Most importantly, Sec 103 of the bill lays down the provision for desecuritization. This provision explains how a token that is treated as digital security can become a cryptocurrency that will not be treated as a security. Once the SEC grants the Desecuritization Certificate, the requirement placed on a token to be registered as digital asset security is suspended. This reflects SEC Commissioner Hester Peirce’s longstanding efforts to create a safe harbor for crypto projects to get off the ground. According to the bill, the cryptocurrencies that don’t fall under the SEC’s jurisdiction will fall under the CFTC’s purview.
The bill gives insights into how the U.S. may regulate stablecoins. The bill accords the Treasury Department the power to veto the creation and usage of all stablecoins in the U.S. under its terms. This could create hurdles for issuers as the Treasury Department may restrict the trading of any and all stablecoins as they will need approval from the Treasury. It’ll be interesting to see how that is enforced, especially in relation to algorithmic stablecoins.
Further, the bill also requires FinCEN to issue rules that can potentially ban anonymizing services and anonymity enhanced tokens. This may mean that entities such as crypto exchanges will have to prohibit their customers from using services like coin mixers.
DeFi remains largely unaddressed. However, the bill places an obligation on the Federal Reserve, SEC, CFTC, Office of Comptroller of the Currency and the Treasury to submit a report summarizing DeFi in the U.S. and (among other things) provide recommendations regarding appropriate DeFi regulation & investor protection, & various legal obligations with regard to DeFi hacks, fraud, & manipulation.
Crypto Front and Center in the Bi-Partisan Infrastructure Bill
To help fund the $1 trillion bipartisan infrastructure bill, the Senate has proposed a provision that would impose stricter rules on how “digital assets” are taxed. This provision would require crypto “brokers” to report specific information about crypto transactions, like price points from when users bought in and sold. This will be in addition to reporting transactions of more than $10,000 to the IRS (which is already mandated).
The greatest point of concern for the crypto community was the definition of “broker”. Before the amendment, the bill defined a “broker” as “any person who (for consideration) is responsible for regularly providing any service effectuating transfers of digital assets on behalf of another person.”

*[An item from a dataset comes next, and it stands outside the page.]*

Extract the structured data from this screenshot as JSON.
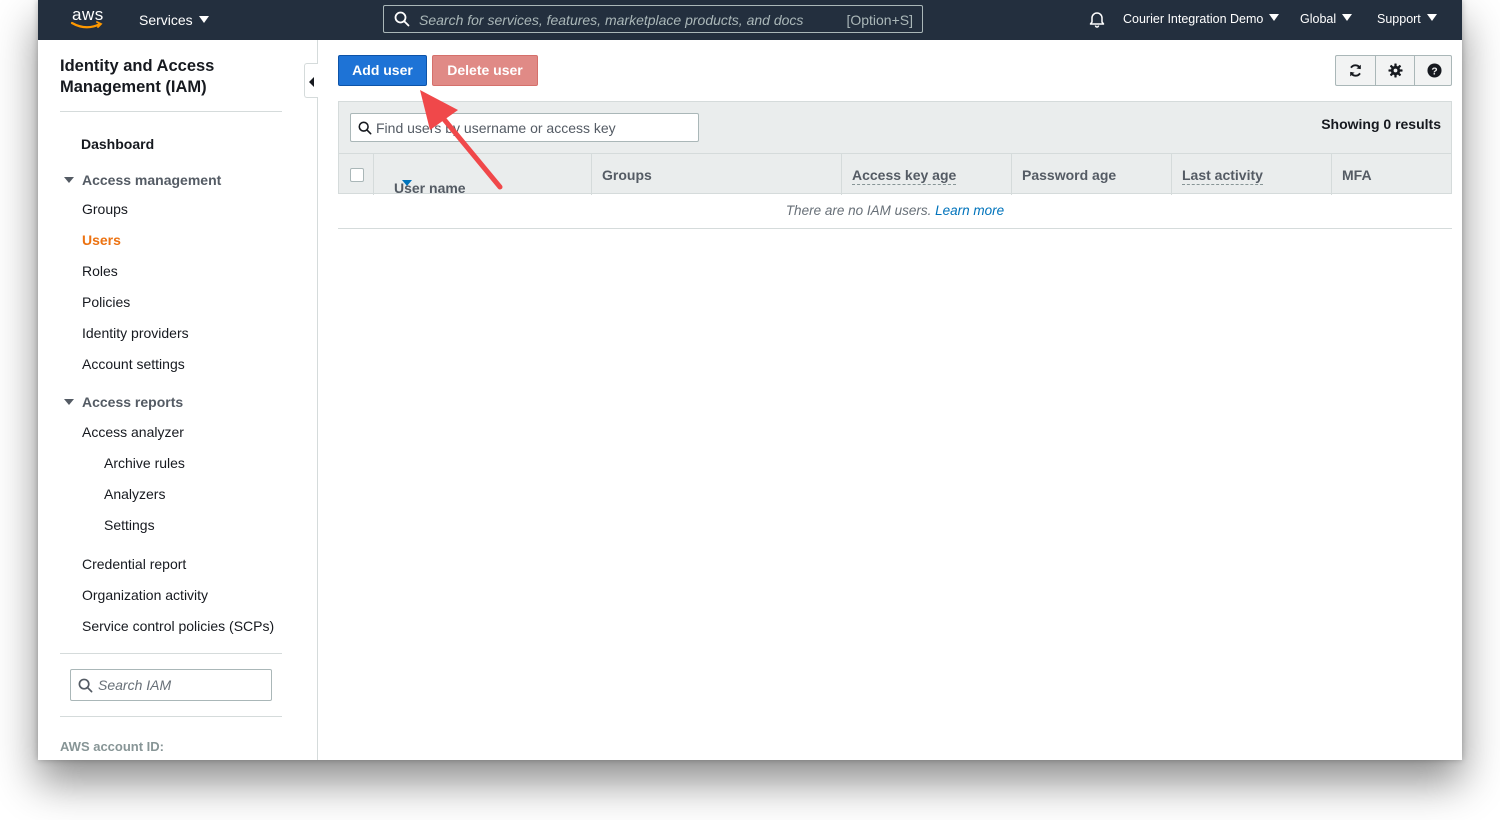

This definition was considered to be too broad as it would target miners, developers, stakers, and others who do not have customers and hence have no access to the information needed to comply. Additionally, the language in the original bill also caused concern that it may push crypto businesses and trading overseas, potentially damaging blockchain innovation in the U.S. and its position in the global blockchain race.
Senators Pat Toomey, R-Pa.; Pat Toomey, R-Pa.; Kyrsten Sinema, D- Ariz.; and Cynthia Lummis, R-Wyo. introduced a compromise amendment to the bill which clarified that the term ‘broker’ does not apply to validators such as miners, stakers, or software developers. Therefore, the amendment clarifies that brokers only mean those persons who conduct transactions on exchanges where consumers buy, sell and trade digital assets. However, on 9th August 2021, due to the objection filed by Senator Richard Shely, the Senate did not vote unanimously and hence rejected the compromise amendment clarifying the definition of broker. The bill is expected to pass the Senate and will be then taken to the House of Representatives before it is made into law.